The kind of pain that has wishing you had never been born. The kind of pain in which annihilation seems appealing simply to get out of pain, not for a lack of love for life.
And yet…I was in the hands of extremely loving people. My dentist wasn’t the one I’ve talked to at the practice previously, but we hit it off immediately. I commented to my husband, who lovingly accompanied me and endured what I know is probably hardest for a man to watch - the woman he loves going through what I was going through - that this dentist was basically like us if we were dentists. When the vibe needed lifting after a difficult part of the process - what with my bone being fused to the roots with the infection - she danced right next to my chair to get herself in her good place. When I told her a specific instrument needed a “foof,” - my word for a clearing, she totally got it. When I screamed and cried, by the end of a very long day, a loving, wonderful hygeinist came in and wrapped her arms around me and offered me her soup recipe for later. When I was having a trauma response and asked for Rescue Remedy, the other hygeinist went to ask the other dentist - the one I'd consulted with before already - and she came back with an unopened bottle of it for me.
In the end, when enough of my bone was sawed away to allow the extraction, and even after we thought we got it, there were more roots to dig out in the areas that were infected, and everyone had gone home except the people working on me because it turned out to be harder on all of us than we thought, there was love in the room. Real, authentic care. They even sent me home with Arnica in addition to Ibprofin. The Arnica helped more with the pain after.

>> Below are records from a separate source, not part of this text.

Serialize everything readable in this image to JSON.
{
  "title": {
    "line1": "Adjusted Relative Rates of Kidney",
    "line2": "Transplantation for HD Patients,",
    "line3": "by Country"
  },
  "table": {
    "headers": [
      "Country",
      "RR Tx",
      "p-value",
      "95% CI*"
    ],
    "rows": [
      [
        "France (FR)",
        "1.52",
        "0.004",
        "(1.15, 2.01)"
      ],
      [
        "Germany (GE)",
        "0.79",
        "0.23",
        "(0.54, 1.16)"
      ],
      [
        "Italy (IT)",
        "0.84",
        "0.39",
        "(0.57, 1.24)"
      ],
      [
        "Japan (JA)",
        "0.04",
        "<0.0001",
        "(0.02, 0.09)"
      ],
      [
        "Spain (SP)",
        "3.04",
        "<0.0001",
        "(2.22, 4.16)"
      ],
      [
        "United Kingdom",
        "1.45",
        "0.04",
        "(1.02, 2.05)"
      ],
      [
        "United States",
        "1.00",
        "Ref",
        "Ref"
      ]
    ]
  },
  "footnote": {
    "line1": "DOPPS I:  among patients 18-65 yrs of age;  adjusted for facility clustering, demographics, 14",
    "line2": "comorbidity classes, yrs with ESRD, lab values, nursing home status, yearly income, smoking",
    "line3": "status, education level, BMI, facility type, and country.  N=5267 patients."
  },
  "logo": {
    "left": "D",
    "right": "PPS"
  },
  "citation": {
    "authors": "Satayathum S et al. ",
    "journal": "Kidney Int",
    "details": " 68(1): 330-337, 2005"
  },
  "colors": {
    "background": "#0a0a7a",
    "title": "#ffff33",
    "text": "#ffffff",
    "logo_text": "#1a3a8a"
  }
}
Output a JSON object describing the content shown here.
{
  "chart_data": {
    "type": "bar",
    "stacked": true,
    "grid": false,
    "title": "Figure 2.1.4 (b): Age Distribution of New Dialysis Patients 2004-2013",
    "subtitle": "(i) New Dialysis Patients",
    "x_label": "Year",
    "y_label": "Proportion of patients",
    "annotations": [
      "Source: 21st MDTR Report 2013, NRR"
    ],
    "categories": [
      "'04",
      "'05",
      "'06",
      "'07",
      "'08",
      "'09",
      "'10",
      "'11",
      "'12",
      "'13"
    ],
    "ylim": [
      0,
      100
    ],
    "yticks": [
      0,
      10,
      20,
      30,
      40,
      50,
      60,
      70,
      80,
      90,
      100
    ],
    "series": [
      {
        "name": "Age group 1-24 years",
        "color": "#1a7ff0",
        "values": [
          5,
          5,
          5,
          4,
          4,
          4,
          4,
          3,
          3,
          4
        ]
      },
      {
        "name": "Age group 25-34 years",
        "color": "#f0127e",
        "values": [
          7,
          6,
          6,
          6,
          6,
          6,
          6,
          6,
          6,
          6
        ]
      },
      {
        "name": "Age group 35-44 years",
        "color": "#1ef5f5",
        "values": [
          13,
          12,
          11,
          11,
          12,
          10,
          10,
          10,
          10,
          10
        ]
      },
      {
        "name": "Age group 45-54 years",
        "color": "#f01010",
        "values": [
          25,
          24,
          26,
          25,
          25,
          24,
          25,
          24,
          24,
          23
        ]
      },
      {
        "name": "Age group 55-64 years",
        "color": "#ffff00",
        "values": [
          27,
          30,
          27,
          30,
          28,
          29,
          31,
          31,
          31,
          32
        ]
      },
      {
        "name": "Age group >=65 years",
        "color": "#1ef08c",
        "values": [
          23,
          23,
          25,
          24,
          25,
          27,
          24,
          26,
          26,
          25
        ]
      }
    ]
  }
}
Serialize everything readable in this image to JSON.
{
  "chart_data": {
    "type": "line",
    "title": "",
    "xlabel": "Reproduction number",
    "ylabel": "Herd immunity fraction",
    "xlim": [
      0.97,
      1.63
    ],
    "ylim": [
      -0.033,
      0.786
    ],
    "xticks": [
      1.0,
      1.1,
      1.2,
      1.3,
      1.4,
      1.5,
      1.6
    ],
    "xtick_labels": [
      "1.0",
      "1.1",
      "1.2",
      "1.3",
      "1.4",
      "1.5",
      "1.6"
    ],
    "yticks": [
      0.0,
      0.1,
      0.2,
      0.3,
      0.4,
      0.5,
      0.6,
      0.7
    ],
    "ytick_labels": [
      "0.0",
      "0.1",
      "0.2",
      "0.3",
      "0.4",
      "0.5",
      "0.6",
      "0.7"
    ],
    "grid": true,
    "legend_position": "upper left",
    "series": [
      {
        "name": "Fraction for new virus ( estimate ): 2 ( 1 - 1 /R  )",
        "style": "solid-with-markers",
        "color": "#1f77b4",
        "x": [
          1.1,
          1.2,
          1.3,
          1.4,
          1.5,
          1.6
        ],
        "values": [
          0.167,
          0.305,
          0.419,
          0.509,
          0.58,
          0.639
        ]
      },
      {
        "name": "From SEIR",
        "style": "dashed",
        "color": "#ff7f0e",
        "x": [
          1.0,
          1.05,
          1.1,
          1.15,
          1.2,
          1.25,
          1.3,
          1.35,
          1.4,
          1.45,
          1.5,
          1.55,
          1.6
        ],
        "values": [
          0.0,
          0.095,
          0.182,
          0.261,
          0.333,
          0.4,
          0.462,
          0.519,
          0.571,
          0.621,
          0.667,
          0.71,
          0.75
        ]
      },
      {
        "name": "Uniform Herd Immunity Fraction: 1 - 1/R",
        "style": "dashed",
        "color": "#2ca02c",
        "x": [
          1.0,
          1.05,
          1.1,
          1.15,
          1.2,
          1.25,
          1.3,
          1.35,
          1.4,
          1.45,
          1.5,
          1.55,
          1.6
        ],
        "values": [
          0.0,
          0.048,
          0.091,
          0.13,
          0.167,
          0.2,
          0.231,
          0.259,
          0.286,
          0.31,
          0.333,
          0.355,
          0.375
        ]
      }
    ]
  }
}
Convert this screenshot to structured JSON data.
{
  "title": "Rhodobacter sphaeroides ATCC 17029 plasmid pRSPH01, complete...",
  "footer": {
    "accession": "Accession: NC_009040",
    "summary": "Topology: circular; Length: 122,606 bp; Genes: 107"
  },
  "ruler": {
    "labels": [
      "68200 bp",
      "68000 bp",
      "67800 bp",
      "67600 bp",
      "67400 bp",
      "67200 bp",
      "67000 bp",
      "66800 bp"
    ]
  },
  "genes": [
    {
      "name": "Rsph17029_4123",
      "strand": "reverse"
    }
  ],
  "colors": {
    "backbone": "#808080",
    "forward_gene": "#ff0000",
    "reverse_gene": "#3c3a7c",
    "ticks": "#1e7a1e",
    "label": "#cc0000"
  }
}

For my whole life, as long as I can remember, as much as rationally I know it isn’t true, when things happen that hurt deeply, intensely, I’ve taken it personally. My unconscious conclusion has been, there must be something wrong with me - else why would this be happening to me?
In that room where I experienced torture level pain, it was no ones fault, not even mine. I am told that I released some pretty deep stuff with those teeth and all that went along with it. I also came to the conclusion in a way I can feel as real that, for real, when I experience pain - no matter how incredibly painful it is, it’s not because there’s something wrong with me.
No one thought anything was anyone else’s fault. Yes, it a long, hard, painful day. But no one was to blame. It just was. I asked if the other hyngeinists dance. It turns out the they do. So may next time we’ll have a dance party. As I walked out, I told the dentist, “Hopefully next time there be less crying and more dancing.”
Wow Alicia. I am glad you got through it too. Terrible pain is...beyond words. I hope your teeth and mouth heal with gentleness and ease.
Uhhh, Alicia, sounds excruciating. This is painful to read...
And as if to add insult to torture level injury ~ you had to grapple with thoughts about 'fault' and 'blame' and 'guilt'.
Such soul pain is painful to witness too.
It sounds like the shame and guilt-ridden legacy of the Abrahamic religions (which far too many of us are still schlepping around)
"no matter how incredibly painful it is, it’s not because there’s something wrong with me."
Absolutely. I couldn't agree more. To experience pain is never our fault.